Using data from the US Dept of Agriculture Economic Research Service (USDA-ERS) I made the following two charts (I am in the infant stages of learning Excel, excuse the poor formatting!).
They show the "Accounting Profit"(
RED) and "Economic Profit" (
BLUE) for Corn and Soybeans in 2013. The distinction between the two is important in AP Microeconomics.
When tallying costs, accountants only care about explicit money costs paid for resources. When calculating economic costs, economists include implicit Opportunity Costs in addition to money costs.
Economic costs are
ALWAYS going to be more than accounting costs, hence economic profits are
ALWAYS going to be less than accounting profits. Repeat that until it clicks!

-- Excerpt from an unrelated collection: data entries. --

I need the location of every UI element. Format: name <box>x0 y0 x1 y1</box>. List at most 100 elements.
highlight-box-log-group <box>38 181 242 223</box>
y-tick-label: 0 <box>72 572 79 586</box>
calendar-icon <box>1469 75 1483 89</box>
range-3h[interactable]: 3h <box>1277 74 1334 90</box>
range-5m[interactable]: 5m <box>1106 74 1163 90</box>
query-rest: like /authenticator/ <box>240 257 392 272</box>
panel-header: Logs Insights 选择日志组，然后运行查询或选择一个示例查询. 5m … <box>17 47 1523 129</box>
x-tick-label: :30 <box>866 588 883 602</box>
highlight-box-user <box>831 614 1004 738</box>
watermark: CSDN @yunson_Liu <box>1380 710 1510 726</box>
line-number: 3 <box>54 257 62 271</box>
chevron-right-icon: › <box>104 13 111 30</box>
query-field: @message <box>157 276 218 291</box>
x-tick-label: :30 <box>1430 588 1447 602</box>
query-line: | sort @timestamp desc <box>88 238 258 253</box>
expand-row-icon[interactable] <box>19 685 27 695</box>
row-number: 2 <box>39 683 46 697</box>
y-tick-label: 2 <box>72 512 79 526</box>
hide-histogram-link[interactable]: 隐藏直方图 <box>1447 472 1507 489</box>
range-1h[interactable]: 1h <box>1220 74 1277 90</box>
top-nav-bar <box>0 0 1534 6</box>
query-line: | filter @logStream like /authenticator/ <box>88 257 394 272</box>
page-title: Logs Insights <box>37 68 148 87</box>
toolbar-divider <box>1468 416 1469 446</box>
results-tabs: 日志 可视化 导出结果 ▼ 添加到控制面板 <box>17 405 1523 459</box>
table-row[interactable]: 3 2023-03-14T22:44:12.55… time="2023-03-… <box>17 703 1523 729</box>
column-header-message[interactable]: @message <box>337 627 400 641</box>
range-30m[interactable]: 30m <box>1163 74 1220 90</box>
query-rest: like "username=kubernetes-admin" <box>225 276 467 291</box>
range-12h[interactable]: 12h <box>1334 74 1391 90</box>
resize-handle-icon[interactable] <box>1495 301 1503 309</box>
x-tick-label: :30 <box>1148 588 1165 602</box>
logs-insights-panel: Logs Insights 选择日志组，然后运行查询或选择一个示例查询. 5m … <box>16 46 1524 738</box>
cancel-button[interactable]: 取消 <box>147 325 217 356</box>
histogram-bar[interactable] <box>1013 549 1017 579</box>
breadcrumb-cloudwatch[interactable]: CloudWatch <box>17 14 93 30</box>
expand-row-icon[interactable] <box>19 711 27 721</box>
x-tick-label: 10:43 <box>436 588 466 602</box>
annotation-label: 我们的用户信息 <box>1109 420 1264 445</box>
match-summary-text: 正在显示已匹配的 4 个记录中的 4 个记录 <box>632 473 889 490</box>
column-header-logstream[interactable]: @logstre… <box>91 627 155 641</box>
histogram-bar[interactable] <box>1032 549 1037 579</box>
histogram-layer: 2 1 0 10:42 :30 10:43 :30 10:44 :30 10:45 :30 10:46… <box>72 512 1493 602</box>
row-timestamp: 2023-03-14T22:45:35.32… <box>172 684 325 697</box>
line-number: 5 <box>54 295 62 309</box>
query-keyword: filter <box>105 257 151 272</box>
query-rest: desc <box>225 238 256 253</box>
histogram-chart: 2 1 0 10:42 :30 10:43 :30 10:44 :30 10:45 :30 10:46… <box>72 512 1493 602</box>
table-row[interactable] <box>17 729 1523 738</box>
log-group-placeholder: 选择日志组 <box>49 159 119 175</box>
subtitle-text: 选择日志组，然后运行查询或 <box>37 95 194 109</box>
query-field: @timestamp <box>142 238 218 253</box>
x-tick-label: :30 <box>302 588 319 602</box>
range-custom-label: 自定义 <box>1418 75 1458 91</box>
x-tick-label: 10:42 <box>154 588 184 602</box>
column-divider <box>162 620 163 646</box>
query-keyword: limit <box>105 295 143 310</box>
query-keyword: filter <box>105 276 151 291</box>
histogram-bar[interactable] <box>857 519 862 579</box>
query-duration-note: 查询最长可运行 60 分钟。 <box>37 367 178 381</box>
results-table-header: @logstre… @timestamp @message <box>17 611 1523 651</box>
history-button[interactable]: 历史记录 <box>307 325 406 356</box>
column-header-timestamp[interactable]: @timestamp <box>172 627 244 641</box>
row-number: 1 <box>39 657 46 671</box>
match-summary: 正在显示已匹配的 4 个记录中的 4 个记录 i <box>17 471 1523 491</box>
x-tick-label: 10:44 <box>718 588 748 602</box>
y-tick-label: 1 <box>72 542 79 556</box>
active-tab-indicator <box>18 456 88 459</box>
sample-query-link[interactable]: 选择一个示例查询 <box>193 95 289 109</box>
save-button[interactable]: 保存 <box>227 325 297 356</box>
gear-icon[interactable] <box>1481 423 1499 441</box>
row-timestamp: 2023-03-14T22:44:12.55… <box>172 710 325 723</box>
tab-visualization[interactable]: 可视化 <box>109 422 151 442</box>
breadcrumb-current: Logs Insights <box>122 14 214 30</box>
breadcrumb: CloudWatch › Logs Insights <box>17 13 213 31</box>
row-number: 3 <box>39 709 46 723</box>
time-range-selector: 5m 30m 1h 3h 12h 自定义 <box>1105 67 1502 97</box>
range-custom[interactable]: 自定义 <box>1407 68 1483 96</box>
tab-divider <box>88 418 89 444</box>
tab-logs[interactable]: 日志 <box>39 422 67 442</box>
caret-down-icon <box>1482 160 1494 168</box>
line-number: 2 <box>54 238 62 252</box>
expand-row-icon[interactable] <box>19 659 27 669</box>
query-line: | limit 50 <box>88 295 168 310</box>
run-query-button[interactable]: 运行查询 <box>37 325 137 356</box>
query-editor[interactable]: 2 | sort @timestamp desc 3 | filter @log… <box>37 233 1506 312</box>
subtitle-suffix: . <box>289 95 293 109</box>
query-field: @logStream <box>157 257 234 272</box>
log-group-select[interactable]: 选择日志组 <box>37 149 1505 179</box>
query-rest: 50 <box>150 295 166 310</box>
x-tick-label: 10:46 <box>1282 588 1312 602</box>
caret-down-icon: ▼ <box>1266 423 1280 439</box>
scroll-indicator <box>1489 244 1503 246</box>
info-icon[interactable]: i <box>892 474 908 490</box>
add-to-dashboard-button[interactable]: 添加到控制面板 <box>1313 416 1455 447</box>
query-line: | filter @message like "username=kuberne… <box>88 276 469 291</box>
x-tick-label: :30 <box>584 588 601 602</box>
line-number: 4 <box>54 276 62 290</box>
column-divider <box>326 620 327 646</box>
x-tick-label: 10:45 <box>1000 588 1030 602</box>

As a recent transplant to the mid-West (Illinois, now Ohio) I have quickly learned that Corn and Soybean require very similar resources to grow---the Opportunity Cost of switching from one to the other is apparently quite low.
Simple observation: Growing Corn in the "Northern Great Plains" does not seem like a good idea. Soybean returns a higher accounting and economic profit. Growing Soybean in the "Heartland" seems like a GREAT idea--accounting AND economic profits are high.
Note this data are for 2013. I drive around Central Ohio quite a bit. I notice many more fields that had corn last year are now teeming with soybean. Why?
Economic theory (and apparently practice if I can believe my lying eyes!) suggests in a "perfectly competitive" market, the presence of economic profit(s) induces producers to enter that market.
Use these graphs as you wish. Hope it helps with the concept.